Distributed Networked Control Systems (D-NCS) have been at the core of national critical infrastructures and industrial control systems for many decades (e.g., electrical power systems and transportation systems). While most D-NCS have been safe in the past, a few confirmed cases of cyber attacks have occurred. The recent presence of the infamous industrial control system malwares “Stuxnet” and “Flame” have brought significant attention to making industrial control systems safe from such malicious cyber attacks. Many D-NCS applications are time-sensitive, data-sensitive, and safety-critical. The potential consequences of compromising D-NCS can be devastating to public health and safety, national security, and the economy. Therefore, it is important to implement D-NCS with secure controls that make reliable, safe, and flexible performance possible.
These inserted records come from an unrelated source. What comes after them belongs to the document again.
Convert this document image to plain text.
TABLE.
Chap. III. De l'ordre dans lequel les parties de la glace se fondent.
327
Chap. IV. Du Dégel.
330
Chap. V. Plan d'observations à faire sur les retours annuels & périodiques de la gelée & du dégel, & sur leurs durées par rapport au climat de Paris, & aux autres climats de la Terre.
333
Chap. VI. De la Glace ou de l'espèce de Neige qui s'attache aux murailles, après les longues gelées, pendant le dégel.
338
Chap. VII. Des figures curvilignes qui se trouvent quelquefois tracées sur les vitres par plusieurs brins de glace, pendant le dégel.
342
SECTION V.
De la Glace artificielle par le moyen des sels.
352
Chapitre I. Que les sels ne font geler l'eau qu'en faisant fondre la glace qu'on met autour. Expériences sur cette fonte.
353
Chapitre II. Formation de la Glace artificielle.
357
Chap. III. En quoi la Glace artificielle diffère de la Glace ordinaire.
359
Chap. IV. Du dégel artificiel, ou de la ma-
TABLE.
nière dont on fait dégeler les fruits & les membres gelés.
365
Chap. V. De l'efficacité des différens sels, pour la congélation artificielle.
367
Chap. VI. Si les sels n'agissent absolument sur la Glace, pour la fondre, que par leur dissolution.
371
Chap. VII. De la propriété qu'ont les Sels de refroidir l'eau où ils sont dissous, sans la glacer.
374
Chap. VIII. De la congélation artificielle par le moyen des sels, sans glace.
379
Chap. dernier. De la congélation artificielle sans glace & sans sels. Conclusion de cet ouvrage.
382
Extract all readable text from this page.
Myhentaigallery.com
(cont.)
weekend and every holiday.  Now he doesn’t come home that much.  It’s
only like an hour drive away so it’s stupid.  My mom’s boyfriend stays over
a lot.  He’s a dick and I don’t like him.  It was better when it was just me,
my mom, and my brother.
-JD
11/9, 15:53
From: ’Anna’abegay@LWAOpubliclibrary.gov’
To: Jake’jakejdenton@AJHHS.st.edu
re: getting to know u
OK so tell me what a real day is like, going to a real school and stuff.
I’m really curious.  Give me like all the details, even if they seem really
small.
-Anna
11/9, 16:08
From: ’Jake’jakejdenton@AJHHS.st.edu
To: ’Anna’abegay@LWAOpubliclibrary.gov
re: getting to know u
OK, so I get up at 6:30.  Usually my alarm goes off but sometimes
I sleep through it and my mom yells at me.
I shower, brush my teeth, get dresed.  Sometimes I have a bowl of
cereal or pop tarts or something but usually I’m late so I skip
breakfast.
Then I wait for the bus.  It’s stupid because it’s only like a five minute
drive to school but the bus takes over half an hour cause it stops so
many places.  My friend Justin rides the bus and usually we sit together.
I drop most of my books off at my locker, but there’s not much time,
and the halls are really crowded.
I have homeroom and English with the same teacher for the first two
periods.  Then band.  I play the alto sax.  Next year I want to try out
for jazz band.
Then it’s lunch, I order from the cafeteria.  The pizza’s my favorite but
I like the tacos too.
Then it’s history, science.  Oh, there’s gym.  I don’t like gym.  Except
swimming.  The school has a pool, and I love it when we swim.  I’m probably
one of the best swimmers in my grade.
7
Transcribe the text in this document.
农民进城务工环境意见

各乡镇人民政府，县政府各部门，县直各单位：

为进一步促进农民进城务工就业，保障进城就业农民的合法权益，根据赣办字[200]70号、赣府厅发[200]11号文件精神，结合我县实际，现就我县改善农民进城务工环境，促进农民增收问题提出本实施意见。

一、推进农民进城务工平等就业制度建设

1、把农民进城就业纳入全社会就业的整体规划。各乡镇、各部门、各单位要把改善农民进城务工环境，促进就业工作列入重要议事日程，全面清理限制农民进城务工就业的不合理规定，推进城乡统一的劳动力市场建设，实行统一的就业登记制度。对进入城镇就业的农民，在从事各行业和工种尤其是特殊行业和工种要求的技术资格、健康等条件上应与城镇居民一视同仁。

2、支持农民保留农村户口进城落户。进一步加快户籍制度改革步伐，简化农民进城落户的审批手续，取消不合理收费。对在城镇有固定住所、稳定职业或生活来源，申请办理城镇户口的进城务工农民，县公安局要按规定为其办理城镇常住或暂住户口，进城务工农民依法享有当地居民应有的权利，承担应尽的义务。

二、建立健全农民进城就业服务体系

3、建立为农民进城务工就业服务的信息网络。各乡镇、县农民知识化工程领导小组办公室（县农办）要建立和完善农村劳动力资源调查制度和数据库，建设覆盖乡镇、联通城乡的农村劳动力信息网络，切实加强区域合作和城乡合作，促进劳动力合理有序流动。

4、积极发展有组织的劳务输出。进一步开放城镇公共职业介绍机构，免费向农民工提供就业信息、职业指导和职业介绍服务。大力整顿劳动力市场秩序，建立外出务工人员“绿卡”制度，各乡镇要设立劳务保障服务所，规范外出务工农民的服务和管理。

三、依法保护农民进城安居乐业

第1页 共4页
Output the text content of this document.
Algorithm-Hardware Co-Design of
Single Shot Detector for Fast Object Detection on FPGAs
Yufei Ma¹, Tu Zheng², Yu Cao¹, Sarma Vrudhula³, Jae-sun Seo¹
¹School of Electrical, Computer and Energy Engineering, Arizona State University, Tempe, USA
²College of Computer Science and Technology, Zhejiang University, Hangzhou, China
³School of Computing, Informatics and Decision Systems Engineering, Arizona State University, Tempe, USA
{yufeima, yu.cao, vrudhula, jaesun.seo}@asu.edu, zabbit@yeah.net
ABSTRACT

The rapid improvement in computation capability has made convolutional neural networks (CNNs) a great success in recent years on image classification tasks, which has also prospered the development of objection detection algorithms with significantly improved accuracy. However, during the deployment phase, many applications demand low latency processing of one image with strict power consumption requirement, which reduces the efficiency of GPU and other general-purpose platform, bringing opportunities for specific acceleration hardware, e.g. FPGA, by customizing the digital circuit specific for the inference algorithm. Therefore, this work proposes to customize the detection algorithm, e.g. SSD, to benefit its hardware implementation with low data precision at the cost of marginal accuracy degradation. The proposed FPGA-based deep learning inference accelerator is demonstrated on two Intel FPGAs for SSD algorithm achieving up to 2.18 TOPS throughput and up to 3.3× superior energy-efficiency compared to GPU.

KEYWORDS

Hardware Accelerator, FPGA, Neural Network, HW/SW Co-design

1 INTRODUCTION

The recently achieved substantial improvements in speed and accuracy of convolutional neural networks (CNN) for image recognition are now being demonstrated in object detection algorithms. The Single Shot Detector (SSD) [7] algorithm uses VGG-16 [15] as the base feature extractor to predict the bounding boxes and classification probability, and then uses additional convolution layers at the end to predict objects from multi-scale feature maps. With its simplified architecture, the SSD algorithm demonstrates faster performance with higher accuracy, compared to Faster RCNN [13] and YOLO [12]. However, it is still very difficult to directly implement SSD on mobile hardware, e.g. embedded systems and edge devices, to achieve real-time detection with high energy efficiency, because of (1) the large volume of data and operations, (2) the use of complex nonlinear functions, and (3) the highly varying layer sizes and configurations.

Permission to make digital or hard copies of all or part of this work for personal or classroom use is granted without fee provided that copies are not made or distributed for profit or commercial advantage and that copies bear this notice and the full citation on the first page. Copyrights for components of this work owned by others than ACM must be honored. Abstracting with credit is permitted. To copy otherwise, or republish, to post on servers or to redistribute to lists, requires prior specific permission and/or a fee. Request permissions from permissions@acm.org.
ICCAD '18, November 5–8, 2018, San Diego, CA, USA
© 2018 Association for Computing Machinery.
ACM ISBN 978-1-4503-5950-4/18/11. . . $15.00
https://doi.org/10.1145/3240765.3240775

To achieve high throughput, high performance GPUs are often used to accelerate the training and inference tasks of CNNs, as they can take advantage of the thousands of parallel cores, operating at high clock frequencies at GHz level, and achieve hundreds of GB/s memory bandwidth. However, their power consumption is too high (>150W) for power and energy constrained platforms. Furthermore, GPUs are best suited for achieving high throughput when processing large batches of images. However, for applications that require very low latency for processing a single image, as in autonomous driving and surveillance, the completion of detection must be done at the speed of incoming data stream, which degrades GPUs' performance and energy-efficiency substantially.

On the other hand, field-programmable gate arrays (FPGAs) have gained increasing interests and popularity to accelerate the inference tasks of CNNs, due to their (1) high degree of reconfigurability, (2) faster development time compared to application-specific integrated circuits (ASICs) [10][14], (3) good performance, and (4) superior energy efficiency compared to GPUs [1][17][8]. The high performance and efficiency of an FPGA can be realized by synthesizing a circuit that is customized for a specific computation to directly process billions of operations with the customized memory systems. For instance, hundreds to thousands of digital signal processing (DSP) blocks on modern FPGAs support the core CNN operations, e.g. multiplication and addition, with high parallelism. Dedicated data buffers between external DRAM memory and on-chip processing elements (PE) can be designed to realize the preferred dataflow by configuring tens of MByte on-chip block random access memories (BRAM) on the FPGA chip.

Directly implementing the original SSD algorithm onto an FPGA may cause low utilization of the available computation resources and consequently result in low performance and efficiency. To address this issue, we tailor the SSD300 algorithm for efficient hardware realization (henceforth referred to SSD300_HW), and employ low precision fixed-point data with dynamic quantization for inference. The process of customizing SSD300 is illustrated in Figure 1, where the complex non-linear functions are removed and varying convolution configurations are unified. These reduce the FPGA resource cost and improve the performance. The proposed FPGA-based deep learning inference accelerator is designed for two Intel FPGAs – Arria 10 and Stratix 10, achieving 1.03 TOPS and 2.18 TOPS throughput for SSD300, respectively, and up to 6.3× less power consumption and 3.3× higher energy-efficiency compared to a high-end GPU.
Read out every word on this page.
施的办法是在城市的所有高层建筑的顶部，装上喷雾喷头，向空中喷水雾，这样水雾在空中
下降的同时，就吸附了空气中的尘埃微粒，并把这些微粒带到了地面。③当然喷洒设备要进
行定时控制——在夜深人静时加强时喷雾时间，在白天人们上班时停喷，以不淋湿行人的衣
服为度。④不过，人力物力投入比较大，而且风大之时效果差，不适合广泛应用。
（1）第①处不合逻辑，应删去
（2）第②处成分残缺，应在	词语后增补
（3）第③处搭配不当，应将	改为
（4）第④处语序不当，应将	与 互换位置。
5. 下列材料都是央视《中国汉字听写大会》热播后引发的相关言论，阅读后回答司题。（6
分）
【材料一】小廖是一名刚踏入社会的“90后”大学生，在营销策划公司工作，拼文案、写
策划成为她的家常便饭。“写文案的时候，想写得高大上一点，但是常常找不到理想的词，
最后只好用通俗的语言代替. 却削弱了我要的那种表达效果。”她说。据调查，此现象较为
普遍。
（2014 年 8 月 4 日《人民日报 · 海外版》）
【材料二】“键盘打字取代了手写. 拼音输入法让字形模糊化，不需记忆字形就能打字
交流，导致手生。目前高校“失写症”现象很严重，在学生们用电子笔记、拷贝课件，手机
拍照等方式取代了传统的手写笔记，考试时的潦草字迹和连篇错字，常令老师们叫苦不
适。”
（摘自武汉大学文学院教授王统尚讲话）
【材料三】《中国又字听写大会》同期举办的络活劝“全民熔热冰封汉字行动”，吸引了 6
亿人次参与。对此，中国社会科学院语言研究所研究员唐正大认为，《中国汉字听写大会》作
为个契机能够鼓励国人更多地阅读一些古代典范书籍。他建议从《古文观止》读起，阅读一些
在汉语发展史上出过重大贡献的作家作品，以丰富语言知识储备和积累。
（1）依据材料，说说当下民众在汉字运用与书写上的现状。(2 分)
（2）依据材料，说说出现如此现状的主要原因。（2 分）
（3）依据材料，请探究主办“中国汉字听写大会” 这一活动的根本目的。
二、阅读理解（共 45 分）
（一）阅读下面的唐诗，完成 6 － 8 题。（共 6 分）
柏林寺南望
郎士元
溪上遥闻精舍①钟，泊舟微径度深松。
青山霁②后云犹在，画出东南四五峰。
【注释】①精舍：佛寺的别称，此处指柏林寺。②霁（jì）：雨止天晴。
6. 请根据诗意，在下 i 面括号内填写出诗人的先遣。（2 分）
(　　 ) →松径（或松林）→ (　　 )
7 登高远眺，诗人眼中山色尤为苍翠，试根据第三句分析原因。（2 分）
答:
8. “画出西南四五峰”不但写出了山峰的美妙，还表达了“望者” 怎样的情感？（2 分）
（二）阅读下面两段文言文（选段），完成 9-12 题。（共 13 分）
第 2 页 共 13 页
D-NCS are increasingly more vulnerable to cyber attacks with the rapid advancements and uses of networking, embedded systems, wireless communication technologies, and novel control strategies. In particular, more and more distributed control algorithms are being used in D-NCS because of their flexibility, robustness, computation, and communication features. These algorithms, however, increase the vulnerability of D-NCS to malicious cyber attacks. In the absence of a centralized supervisory node that monitors the activities of the nodes in the network, distributed control strategies are prone to cyber attacks and component failures. Thus, it is increasingly important to guarantee that computations are secure and trustworthy even in the presence of misbehaving devices. Also, most of the current efforts for protecting D-NCS have been accomplished by prevention and are limited to communication security. There is an urgent growing need to protect control algorithms from malicious cyber attack.
One typical task in the NCS is to agree upon a certain performance measure for a group of agents, such as the work load on a network of parallel computers, the clock speed for wireless sensor networks, or the velocity or formation pattern for a group of autonomous vehicles. Several distributed control algorithms, such as consensus algorithms and gossip algorithms, have been proposed and studied in D-NCS to accomplish such tasks (e.g., formation control of multi-robot systems, time synchronization of wireless sensor networks). However, there is a need for improvements on reaching agreement in the presence of misbehaving agents.
In view of the foregoing, there is a continuing need for improved systems and techniques for securing D-NCS and other systems.